LeetCode Meditations: Contains Duplicate

For this problem, let's start with the description:

Given an integer array nums, return true if any value appears at least twice in the array, and return false if every element is distinct.

For example:

[1, 2, 3, 1] // true
[1, 2, 3, 4] // false
[1, 1, 1, 3, 3, 4, 3, 2, 4, 2] // true

---

We can use a Set which only keeps the values without duplicates.

For each example, it would look like this:

new Set([1, 2, 3, 1]);
// -> Set(3) { 1, 2, 3 }

new Set([1, 2, 3, 4]);
// -> Set(4) { 1, 2, 3, 4 }

new Set([1, 1, 1, 3, 3, 4, 3, 2, 4, 2]);
// -> Set(4) { 1, 3, 4, 2 }

In that case, the difference between the size of the set and the length of the original array will tell us whether it contains duplicates or not. If they are not equal to each other, that means the array has duplicates.
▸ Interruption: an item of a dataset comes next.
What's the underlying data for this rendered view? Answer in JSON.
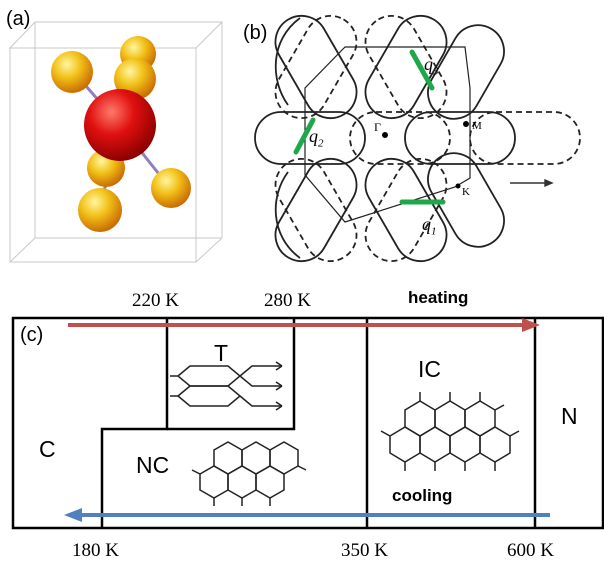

Using TypeScript, my solution was this:

function containsDuplicate(nums: number[]): boolean {
  return !(new Set(nums).size === nums.length);
};

It's obvious from the size and length comparison that this solution works, and indeed, it passes the tests.

Time & space complexity

My guess for the time complexity is that it's $O(n)$ , because the Set constructor iterates over each element in the array it is given as the argument.
I think that the space complexity is also $O(n)$ , because in the worst case where each element is unique, Set needs to allocate memory for each of them.

Using Python

We can translate this solution into Python like this as well:

class Solution:
    def containsDuplicate(self, nums: List[int]) -> bool:
        return len(set(nums)) != len(nums)

---

It's now time to take a breath.

Let's look at NeetCode's solution:

class Solution:
    def containsDuplicate(self, nums: List[int]) -> bool:
        hashset = set()

        for n in nums:
            if n in hashset:
                return True
            hashset.add(n)

        return False

The worst case is still $O(n)$ , and space complexity is $O(n)$ as well in the case of each element being unique.

However, I think it's an improvement as compared to my initial solution, because instead of creating the set in one go, we can return immediately if the element is in the set as we go through adding each one.

As we have reached the end of this meditation, we can take one more deep breath. Next up is the Valid Anagram problem. Until then, happy coding.